Raised voices came from the tent’s entrance. The woman knew the guard would be berated for acquiescing to her demands. Her small rebellion. She did not know what else might happen. She could very well have saved this boy from infection only to die with him at the hands of some outraged captain.

She had not the time to clean the wound properly. To soak it with poultices that would staunch the flow of blood. To dress it in clean rags. But, at the least, she knew that his former bandages must burn as probable agents of infection. So she quickly ripped a strip from her shawl, her only possession left from that other life when she had rooted feet, and tied off the wound as a tourniquet. The girl, too, cut the sleeves from her tunic and covered the burned flesh. The woman wondered why. Surely they both would rue the cold soon. But she gave the girl a nod and a thin smile of encouragement. Maybe here was the apprentice she’d long needed?

And then suddenly they were surrounded with activity as the tent was emptied for the day’s march. Those too badly injured to walk were roughly loaded into carts. The majority were given stout sticks and herded to the rear of the assembling party. At least, they did not have to carry gear, thought the woman.

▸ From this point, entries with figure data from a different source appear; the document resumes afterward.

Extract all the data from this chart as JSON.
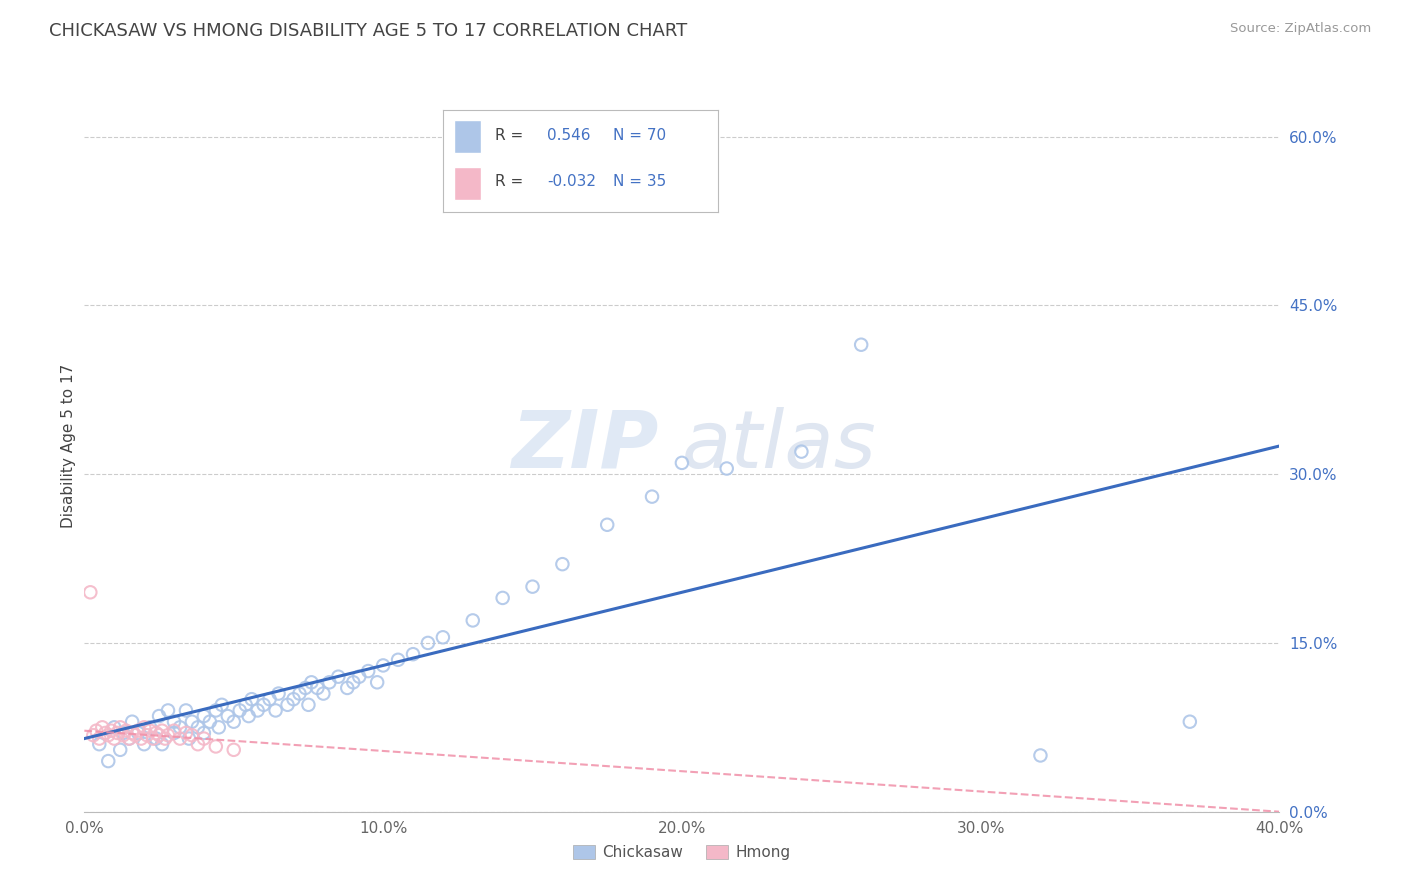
{
  "title": "CHICKASAW VS HMONG DISABILITY AGE 5 TO 17 CORRELATION CHART",
  "source": "Source: ZipAtlas.com",
  "ylabel": "Disability Age 5 to 17",
  "xlim": [
    0.0,
    0.4
  ],
  "ylim": [
    0.0,
    0.65
  ],
  "x_ticks": [
    0.0,
    0.1,
    0.2,
    0.3,
    0.4
  ],
  "x_tick_labels": [
    "0.0%",
    "10.0%",
    "20.0%",
    "30.0%",
    "40.0%"
  ],
  "y_ticks": [
    0.0,
    0.15,
    0.3,
    0.45,
    0.6
  ],
  "y_tick_labels": [
    "0.0%",
    "15.0%",
    "30.0%",
    "45.0%",
    "60.0%"
  ],
  "chickasaw_color": "#aec6e8",
  "hmong_color": "#f4b8c8",
  "trendline_chickasaw_color": "#3a6bbf",
  "trendline_hmong_color": "#f090a8",
  "legend_chickasaw_color": "#aec6e8",
  "legend_hmong_color": "#f4b8c8",
  "R_chickasaw": 0.546,
  "N_chickasaw": 70,
  "R_hmong": -0.032,
  "N_hmong": 35,
  "watermark": "ZIPatlas",
  "trendline_c_x0": 0.0,
  "trendline_c_y0": 0.065,
  "trendline_c_x1": 0.4,
  "trendline_c_y1": 0.325,
  "trendline_h_x0": 0.0,
  "trendline_h_y0": 0.072,
  "trendline_h_x1": 0.4,
  "trendline_h_y1": 0.0,
  "chickasaw_x": [
    0.005,
    0.008,
    0.01,
    0.012,
    0.013,
    0.015,
    0.016,
    0.018,
    0.02,
    0.022,
    0.024,
    0.025,
    0.026,
    0.028,
    0.03,
    0.03,
    0.032,
    0.034,
    0.035,
    0.036,
    0.038,
    0.04,
    0.04,
    0.042,
    0.044,
    0.045,
    0.046,
    0.048,
    0.05,
    0.052,
    0.054,
    0.055,
    0.056,
    0.058,
    0.06,
    0.062,
    0.064,
    0.065,
    0.068,
    0.07,
    0.072,
    0.074,
    0.075,
    0.076,
    0.078,
    0.08,
    0.082,
    0.085,
    0.088,
    0.09,
    0.092,
    0.095,
    0.098,
    0.1,
    0.105,
    0.11,
    0.115,
    0.12,
    0.13,
    0.14,
    0.15,
    0.16,
    0.175,
    0.19,
    0.2,
    0.215,
    0.24,
    0.26,
    0.32,
    0.37
  ],
  "chickasaw_y": [
    0.06,
    0.045,
    0.075,
    0.055,
    0.07,
    0.065,
    0.08,
    0.07,
    0.06,
    0.075,
    0.065,
    0.085,
    0.06,
    0.09,
    0.07,
    0.08,
    0.075,
    0.09,
    0.065,
    0.08,
    0.075,
    0.07,
    0.085,
    0.08,
    0.09,
    0.075,
    0.095,
    0.085,
    0.08,
    0.09,
    0.095,
    0.085,
    0.1,
    0.09,
    0.095,
    0.1,
    0.09,
    0.105,
    0.095,
    0.1,
    0.105,
    0.11,
    0.095,
    0.115,
    0.11,
    0.105,
    0.115,
    0.12,
    0.11,
    0.115,
    0.12,
    0.125,
    0.115,
    0.13,
    0.135,
    0.14,
    0.15,
    0.155,
    0.17,
    0.19,
    0.2,
    0.22,
    0.255,
    0.28,
    0.31,
    0.305,
    0.32,
    0.415,
    0.05,
    0.08
  ],
  "hmong_x": [
    0.003,
    0.004,
    0.005,
    0.006,
    0.007,
    0.008,
    0.009,
    0.01,
    0.011,
    0.012,
    0.013,
    0.014,
    0.015,
    0.016,
    0.017,
    0.018,
    0.019,
    0.02,
    0.021,
    0.022,
    0.023,
    0.024,
    0.025,
    0.026,
    0.027,
    0.028,
    0.03,
    0.032,
    0.034,
    0.036,
    0.038,
    0.04,
    0.044,
    0.05,
    0.002
  ],
  "hmong_y": [
    0.068,
    0.072,
    0.065,
    0.075,
    0.07,
    0.068,
    0.072,
    0.065,
    0.07,
    0.075,
    0.068,
    0.072,
    0.065,
    0.07,
    0.068,
    0.072,
    0.065,
    0.075,
    0.068,
    0.072,
    0.065,
    0.07,
    0.068,
    0.072,
    0.065,
    0.068,
    0.072,
    0.065,
    0.07,
    0.068,
    0.06,
    0.065,
    0.058,
    0.055,
    0.195
  ]
}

Perhaps in the rush, the fact that she had healed this foreigner needlessly was overlooked. At any rate, nothing happened to her for the time present. She and the mountain girl were pushed into the morning light as two men began to take down the tent. The boy was still inside. The woman did not see the guard anywhere, so she hoped the boy would be mistaken for a comrade and loaded onto a cart. But she could not further risk her own welfare for his. If for no other reason than because no one else could tend these men and boys who went questing with bright swords. 

At any rate, she knew the boy would all too likely die whatever she might do. So she went to wash the blood and gore from her hands, the mountain girl mutely following. The woman noted with some satisfaction that, just as she now wore a cloven mallet in her girdle, the girl now carried a dented sword.

The woman hoped that some day the girl would learn to wield it.